Conferenza stampa RUNJAIC Bologna-Udinese

  • Come sta Solet? Ha svolto oggi la prima seduta leggera d’allenamento, se domani riuscirà ad allenarsi al meglio allora sarà della partita. Sfida al Bologna? Per quanto riguarda il Bologna, parliamo di una squadra molto buona, si trova al di sotto delle sue attese in classifica. Siamo vicini in graduatoria, ci ricordiamo dell’andata, una sfida equilibrata nel primo tempo, poi nella ripresa abbiamo commesso troppi errori e abbiamo perso 3-0. Sarà importante fare una bella prestazione ma soprattutto ottenere un bel risultato, il calcio è fatto di risultati. Buksa e Mlacic avranno più spazio? Buksa si sta allenando regolarmente, speriamo che gli infortuni siano il passato. Sono contento che possa dare il suo contributo, con Zaniolo, Bayo e Gueye abbiamo ora qualche alternativa. Buksa è a disposizione, potrebbe anche giocare titolare.
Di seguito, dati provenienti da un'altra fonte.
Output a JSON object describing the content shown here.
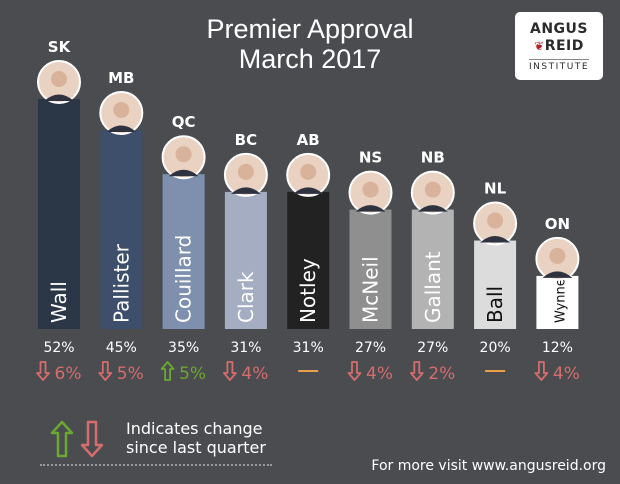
{
  "chart_data": {
    "type": "bar",
    "title": "Premier Approval",
    "subtitle": "March 2017",
    "categories": [
      "Wall",
      "Pallister",
      "Couillard",
      "Clark",
      "Notley",
      "McNeil",
      "Gallant",
      "Ball",
      "Wynne"
    ],
    "provinces": [
      "SK",
      "MB",
      "QC",
      "BC",
      "AB",
      "NS",
      "NB",
      "NL",
      "ON"
    ],
    "values": [
      52,
      45,
      35,
      31,
      31,
      27,
      27,
      20,
      12
    ],
    "value_labels": [
      "52%",
      "45%",
      "35%",
      "31%",
      "31%",
      "27%",
      "27%",
      "20%",
      "12%"
    ],
    "changes": [
      "6%",
      "5%",
      "5%",
      "4%",
      "",
      "4%",
      "2%",
      "",
      "4%"
    ],
    "change_direction": [
      "down",
      "down",
      "up",
      "down",
      "none",
      "down",
      "down",
      "none",
      "down"
    ],
    "bar_colors": [
      "#2b3647",
      "#3d4f6a",
      "#7e90ad",
      "#a4adc1",
      "#222222",
      "#8f8f8f",
      "#b3b3b3",
      "#dcdcdc",
      "#ffffff"
    ],
    "label_colors": [
      "#ffffff",
      "#ffffff",
      "#ffffff",
      "#ffffff",
      "#ffffff",
      "#ffffff",
      "#ffffff",
      "#111111",
      "#111111"
    ],
    "ylim": [
      0,
      52
    ],
    "grid": false,
    "legend_position": "bottom-left"
  },
  "colors": {
    "up": "#6aa832",
    "down": "#d56d6d",
    "no_change": "#e8a14a",
    "background": "#4a4c4f"
  },
  "logo": {
    "line1": "ANGUS",
    "line2": "REID",
    "line3": "INSTITUTE"
  },
  "legend": {
    "line1": "Indicates change",
    "line2": "since last quarter"
  },
  "footer": {
    "text": "For more visit www.angusreid.org"
  }
}
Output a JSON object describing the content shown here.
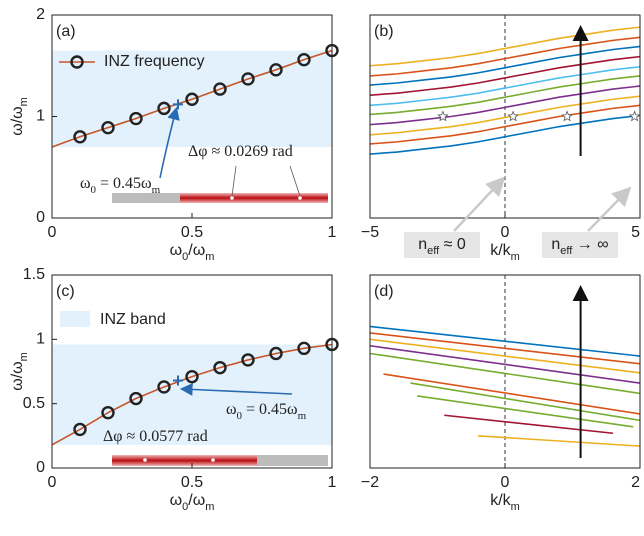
{
  "chart_data": [
    {
      "type": "line",
      "label": "(a)",
      "xlabel": [
        "ω",
        "0",
        "/ω",
        "m"
      ],
      "ylabel": [
        "ω/ω",
        "m"
      ],
      "xlim": [
        0,
        1
      ],
      "ylim": [
        0,
        2
      ],
      "xticks": [
        0,
        0.5,
        1
      ],
      "yticks": [
        0,
        1,
        2
      ],
      "band": [
        0.7,
        1.65
      ],
      "band_color": "#e2f1fb",
      "series": [
        {
          "color": "#c8552a",
          "linestyle": "solid",
          "marker": "none",
          "x": [
            0,
            0.1,
            0.2,
            0.3,
            0.4,
            0.5,
            0.6,
            0.7,
            0.8,
            0.9,
            1
          ],
          "values": [
            0.7,
            0.8,
            0.89,
            0.98,
            1.08,
            1.17,
            1.27,
            1.37,
            1.46,
            1.56,
            1.65
          ]
        },
        {
          "name": "INZ frequency",
          "color": "#c8552a",
          "edgecolor": "#222222",
          "linestyle": "none",
          "marker": "circle",
          "x": [
            0.1,
            0.2,
            0.3,
            0.4,
            0.5,
            0.6,
            0.7,
            0.8,
            0.9,
            1
          ],
          "values": [
            0.8,
            0.89,
            0.98,
            1.08,
            1.17,
            1.27,
            1.37,
            1.46,
            1.56,
            1.65
          ]
        }
      ],
      "point": {
        "x": 0.45,
        "y": 1.12,
        "color": "#2a6ab3"
      },
      "annotations": [
        {
          "text": [
            "Δφ ≈ 0.0269 rad"
          ],
          "color": "#2a6ab3"
        },
        {
          "text": [
            "ω",
            "0",
            " = 0.45ω",
            "m"
          ],
          "color": "#2a6ab3"
        }
      ]
    },
    {
      "type": "line",
      "label": "(b)",
      "xlabel": [
        "k/k",
        "m"
      ],
      "xlim": [
        -5,
        5
      ],
      "ylim": [
        0,
        2
      ],
      "xticks": [
        {
          "value": -5,
          "label": "−5"
        },
        0,
        5
      ],
      "vline": 0,
      "series": [
        {
          "color": "#0072BD",
          "x": [
            -5,
            -4,
            -3,
            -2,
            -1,
            0,
            1,
            2,
            3,
            4,
            5
          ],
          "values": [
            0.63,
            0.65,
            0.68,
            0.71,
            0.75,
            0.8,
            0.85,
            0.9,
            0.94,
            0.98,
            1.01
          ]
        },
        {
          "color": "#D95319",
          "x": [
            -5,
            -4,
            -3,
            -2,
            -1,
            0,
            1,
            2,
            3,
            4,
            5
          ],
          "values": [
            0.73,
            0.75,
            0.78,
            0.81,
            0.85,
            0.9,
            0.95,
            1.0,
            1.04,
            1.08,
            1.11
          ]
        },
        {
          "color": "#EDB120",
          "x": [
            -5,
            -4,
            -3,
            -2,
            -1,
            0,
            1,
            2,
            3,
            4,
            5
          ],
          "values": [
            0.82,
            0.84,
            0.87,
            0.9,
            0.94,
            0.99,
            1.04,
            1.09,
            1.13,
            1.17,
            1.2
          ]
        },
        {
          "color": "#7E2F8E",
          "x": [
            -5,
            -4,
            -3,
            -2,
            -1,
            0,
            1,
            2,
            3,
            4,
            5
          ],
          "values": [
            0.92,
            0.94,
            0.97,
            1.0,
            1.04,
            1.09,
            1.14,
            1.19,
            1.23,
            1.27,
            1.3
          ]
        },
        {
          "color": "#77AC30",
          "x": [
            -5,
            -4,
            -3,
            -2,
            -1,
            0,
            1,
            2,
            3,
            4,
            5
          ],
          "values": [
            1.02,
            1.04,
            1.07,
            1.1,
            1.14,
            1.19,
            1.24,
            1.29,
            1.33,
            1.37,
            1.4
          ]
        },
        {
          "color": "#4DBEEE",
          "x": [
            -5,
            -4,
            -3,
            -2,
            -1,
            0,
            1,
            2,
            3,
            4,
            5
          ],
          "values": [
            1.11,
            1.13,
            1.16,
            1.19,
            1.23,
            1.28,
            1.33,
            1.38,
            1.42,
            1.46,
            1.49
          ]
        },
        {
          "color": "#A2142F",
          "x": [
            -5,
            -4,
            -3,
            -2,
            -1,
            0,
            1,
            2,
            3,
            4,
            5
          ],
          "values": [
            1.21,
            1.23,
            1.26,
            1.29,
            1.33,
            1.38,
            1.43,
            1.48,
            1.52,
            1.56,
            1.59
          ]
        },
        {
          "color": "#0072BD",
          "x": [
            -5,
            -4,
            -3,
            -2,
            -1,
            0,
            1,
            2,
            3,
            4,
            5
          ],
          "values": [
            1.31,
            1.33,
            1.36,
            1.39,
            1.43,
            1.48,
            1.53,
            1.58,
            1.62,
            1.66,
            1.69
          ]
        },
        {
          "color": "#D95319",
          "x": [
            -5,
            -4,
            -3,
            -2,
            -1,
            0,
            1,
            2,
            3,
            4,
            5
          ],
          "values": [
            1.4,
            1.42,
            1.45,
            1.48,
            1.52,
            1.57,
            1.62,
            1.67,
            1.71,
            1.75,
            1.78
          ]
        },
        {
          "color": "#EDB120",
          "x": [
            -5,
            -4,
            -3,
            -2,
            -1,
            0,
            1,
            2,
            3,
            4,
            5
          ],
          "values": [
            1.5,
            1.52,
            1.55,
            1.58,
            1.62,
            1.67,
            1.72,
            1.77,
            1.81,
            1.85,
            1.88
          ]
        },
        {
          "color": "#ffffff",
          "edgecolor": "#555555",
          "linestyle": "none",
          "marker": "star",
          "x": [
            -2.3,
            0.3,
            2.3,
            4.8
          ],
          "values": [
            1,
            1,
            1,
            1
          ]
        }
      ],
      "annotations": [
        {
          "text": [
            "n",
            "eff",
            " ≈ 0"
          ],
          "color": "#222222"
        },
        {
          "text": [
            "n",
            "eff",
            " → ∞"
          ],
          "color": "#222222"
        }
      ]
    },
    {
      "type": "line",
      "label": "(c)",
      "xlabel": [
        "ω",
        "0",
        "/ω",
        "m"
      ],
      "ylabel": [
        "ω/ω",
        "m"
      ],
      "xlim": [
        0,
        1
      ],
      "ylim": [
        0,
        1.5
      ],
      "xticks": [
        0,
        0.5,
        1
      ],
      "yticks": [
        0,
        0.5,
        1,
        1.5
      ],
      "band": [
        0.18,
        0.96
      ],
      "band_color": "#e2f1fb",
      "band_name": "INZ band",
      "series": [
        {
          "color": "#c8552a",
          "linestyle": "solid",
          "marker": "none",
          "x": [
            0,
            0.1,
            0.2,
            0.3,
            0.4,
            0.5,
            0.6,
            0.7,
            0.8,
            0.9,
            1
          ],
          "values": [
            0.18,
            0.3,
            0.43,
            0.54,
            0.63,
            0.71,
            0.78,
            0.84,
            0.89,
            0.93,
            0.96
          ]
        },
        {
          "color": "#c8552a",
          "edgecolor": "#222222",
          "linestyle": "none",
          "marker": "circle",
          "x": [
            0.1,
            0.2,
            0.3,
            0.4,
            0.5,
            0.6,
            0.7,
            0.8,
            0.9,
            1
          ],
          "values": [
            0.3,
            0.43,
            0.54,
            0.63,
            0.71,
            0.78,
            0.84,
            0.89,
            0.93,
            0.96
          ]
        }
      ],
      "point": {
        "x": 0.45,
        "y": 0.68,
        "color": "#2a6ab3"
      },
      "annotations": [
        {
          "text": [
            "Δφ ≈ 0.0577 rad"
          ],
          "color": "#2a6ab3"
        },
        {
          "text": [
            "ω",
            "0",
            " = 0.45ω",
            "m"
          ],
          "color": "#2a6ab3"
        }
      ]
    },
    {
      "type": "line",
      "label": "(d)",
      "xlabel": [
        "k/k",
        "m"
      ],
      "xlim": [
        -2,
        2
      ],
      "ylim": [
        0,
        1.5
      ],
      "xticks": [
        {
          "value": -2,
          "label": "−2"
        },
        0,
        2
      ],
      "vline": 0,
      "series": [
        {
          "color": "#0072BD",
          "x": [
            -2,
            2
          ],
          "values": [
            1.1,
            0.87
          ]
        },
        {
          "color": "#D95319",
          "x": [
            -2,
            2
          ],
          "values": [
            1.05,
            0.81
          ]
        },
        {
          "color": "#EDB120",
          "x": [
            -2,
            2
          ],
          "values": [
            1.0,
            0.74
          ]
        },
        {
          "color": "#7E2F8E",
          "x": [
            -2,
            2
          ],
          "values": [
            0.95,
            0.66
          ]
        },
        {
          "color": "#77AC30",
          "x": [
            -2,
            2
          ],
          "values": [
            0.89,
            0.58
          ]
        },
        {
          "color": "#D95319",
          "x": [
            -1.8,
            2
          ],
          "values": [
            0.73,
            0.42
          ]
        },
        {
          "color": "#77AC30",
          "x": [
            -1.4,
            2
          ],
          "values": [
            0.66,
            0.37
          ]
        },
        {
          "color": "#77AC30",
          "x": [
            -1.3,
            1.9
          ],
          "values": [
            0.56,
            0.32
          ]
        },
        {
          "color": "#A2142F",
          "x": [
            -0.9,
            1.6
          ],
          "values": [
            0.41,
            0.27
          ]
        },
        {
          "color": "#EDB120",
          "x": [
            -0.4,
            2
          ],
          "values": [
            0.25,
            0.17
          ]
        }
      ]
    }
  ]
}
Mlacic conoscete la sua storia, ha 18 anni, ha giocato in Serie A croata, è un grande talento, è dotato di fisicità, ha carattere, ha le caratteristiche giuste per l’Udinese. Deve lavorare per poter esordire in Serie A, è stato accolto nella maniera giusta e sta lavorando bene, dobbiamo costruire passo dopo passo e se ci sarà bisogno scenderà in campo. Kamara quando torna e come sta? Non verrà con noi a Bologna, sta migliorando, si sta allenando di nuovo individualmente. Ha subito un infortunio per il quale serve tempo per recuperare, bisogna vedere i carichi di lavoro giusto. Siamo ottimisti che possa unirsi al gruppo da settimana prossima“.